Having some room to take on more bond debt could help the county if it pursues either of those projects in the near future, but Swartzendruber said there are policies the county would need to take into account outside of its own guidelines if it does that — mainly pertaining to the tax lid.
"With the tax lid in place, if we need to make a public building improvement, we would need to either issue general obligation bonds and take that to a vote if it was over $300,000 or we would need to issue PBC bonds and either cut expenditures somewhere else to make that payment or, if issuing those bonds drove us to need more revenue outside of what the tax lid allows, we would have to do a tax lid election," Swartzendruber said.
Paying off the bond debt, Swartzendruber noted the county's annual installments are pretty much locked in — and increased payments can only be made once a bond becomes callable (though some are restricted). While funds can be set aside to pay off the entirety of the bond at that point, that would require utilizing reserve funds.
Those reserve funds can also help prevent the county from needing to use bonds — like in the case of the law enforcement center renovations. With that project, the county has enough reserves on hand to fully fund its portion of the project. However, utilizing those funds becomes a balancing act as they can have a significant impact on the ability to utilize bonds in the future.
"Reserve balances, they're important to bond rating agencies.

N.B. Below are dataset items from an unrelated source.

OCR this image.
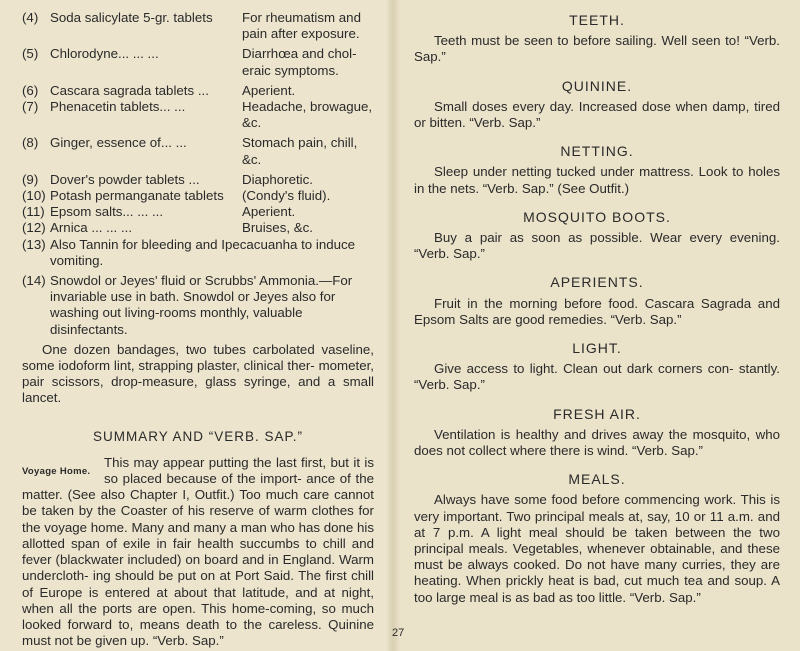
(4) Soda salicylate 5-gr. tablets	For rheumatism and pain after exposure.
(5) Chlorodyne... ... ...	Diarrhœa and chol- eraic symptoms.
(6) Cascara sagrada tablets ...	Aperient.
(7) Phenacetin tablets... ...	Headache, browague, &c.
(8) Ginger, essence of... ...	Stomach pain, chill, &c.
(9) Dover's powder tablets ...	Diaphoretic.
(10) Potash permanganate tablets	(Condy's fluid).
(11) Epsom salts... ... ...	Aperient.
(12) Arnica ... ... ...	Bruises, &c.
(13) Also Tannin for bleeding and Ipecacuanha to induce vomiting.
(14) Snowdol or Jeyes' fluid or Scrubbs' Ammonia.—For invariable use in bath. Snowdol or Jeyes also for washing out living-rooms monthly, valuable disinfectants.

One dozen bandages, two tubes carbolated vaseline, some iodoform lint, strapping plaster, clinical ther- mometer, pair scissors, drop-measure, glass syringe, and a small lancet.

SUMMARY AND “VERB. SAP.”
Voyage Home.

This may appear putting the last first, but it is so placed because of the import- ance of the matter. (See also Chapter I, Outfit.) Too much care cannot be taken by the Coaster of his reserve of warm clothes for the voyage home. Many and many a man who has done his allotted span of exile in fair health succumbs to chill and fever (blackwater included) on board and in England. Warm undercloth- ing should be put on at Port Said. The first chill of Europe is entered at about that latitude, and at night, when all the ports are open. This home-coming, so much looked forward to, means death to the careless. Quinine must not be given up. “Verb. Sap.”

TEETH.

Teeth must be seen to before sailing. Well seen to! “Verb. Sap.”

QUININE.

Small doses every day. Increased dose when damp, tired or bitten. “Verb. Sap.”

NETTING.

Sleep under netting tucked under mattress. Look to holes in the nets. “Verb. Sap.” (See Outfit.)

MOSQUITO BOOTS.

Buy a pair as soon as possible. Wear every evening. “Verb. Sap.”

APERIENTS.

Fruit in the morning before food. Cascara Sagrada and Epsom Salts are good remedies. “Verb. Sap.”

LIGHT.

Give access to light. Clean out dark corners con- stantly. “Verb. Sap.”

FRESH AIR.

Ventilation is healthy and drives away the mosquito, who does not collect where there is wind. “Verb. Sap.”

MEALS.

Always have some food before commencing work. This is very important. Two principal meals at, say, 10 or 11 a.m. and at 7 p.m. A light meal should be taken between the two principal meals. Vegetables, whenever obtainable, and these must be always cooked. Do not have many curries, they are heating. When prickly heat is bad, cut much tea and soup. A too large meal is as bad as too little. “Verb. Sap.”

27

Bond rating agencies are going to want to see your fund balance policy, they're going to want to see your debt policy and they're going to want to see how much cash you actually have on hand," Swartzendruber said. "If you get close to your limit that you've set by policy, it's gonna make them nervous and it could ultimately affect your rating, and if it affects your rating it affects the amount of interest you're paying on the bonds and, in turn, how much it's ultimately going to cost the taxpayers to finance that improvement."

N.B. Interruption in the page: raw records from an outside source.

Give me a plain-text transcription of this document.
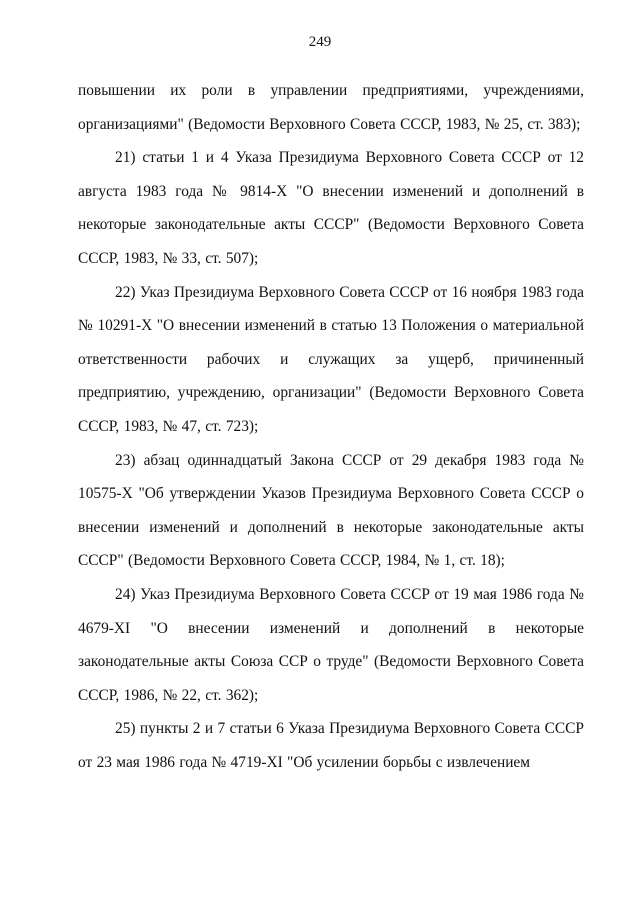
249

повышении их роли в управлении предприятиями, учреждениями, организациями" (Ведомости Верховного Совета СССР, 1983, № 25, ст. 383);

21) статьи 1 и 4 Указа Президиума Верховного Совета СССР от 12 августа 1983 года № 9814-X "О внесении изменений и дополнений в некоторые законодательные акты СССР" (Ведомости Верховного Совета СССР, 1983, № 33, ст. 507);

22) Указ Президиума Верховного Совета СССР от 16 ноября 1983 года № 10291-X "О внесении изменений в статью 13 Положения о материальной ответственности рабочих и служащих за ущерб, причиненный предприятию, учреждению, организации" (Ведомости Верховного Совета СССР, 1983, № 47, ст. 723);

23) абзац одиннадцатый Закона СССР от 29 декабря 1983 года № 10575-X "Об утверждении Указов Президиума Верховного Совета СССР о внесении изменений и дополнений в некоторые законодательные акты СССР" (Ведомости Верховного Совета СССР, 1984, № 1, ст. 18);

24) Указ Президиума Верховного Совета СССР от 19 мая 1986 года № 4679-XI "О внесении изменений и дополнений в некоторые законодательные акты Союза ССР о труде" (Ведомости Верховного Совета СССР, 1986, № 22, ст. 362);

25) пункты 2 и 7 статьи 6 Указа Президиума Верховного Совета СССР от 23 мая 1986 года № 4719-XI "Об усилении борьбы с извлечением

"You really want to show a healthy balance between using reserves on some projects and being cautious when and how you bond things out," Bronson said.
Commissioners also attested to the importance of that credit rating during the 2019 budget process.
Despite the number of factors that have to be weighed before considering taking on a bond, the advantages of that process are clear and reason for their continued usage.
"They're a valuable tool to accomplish certain things," Swartzendruber said. "Utilizing them to replace the 911 system, the 800 MHZ radio system, that was a tremendous benefit to the public — for the safety of our law enforcement officers, for the safety of our firefighters — and this provided us a means to do that, spread the cost over the life of that improvement and also provided a great benefit to not only our public servants, but also the citizens."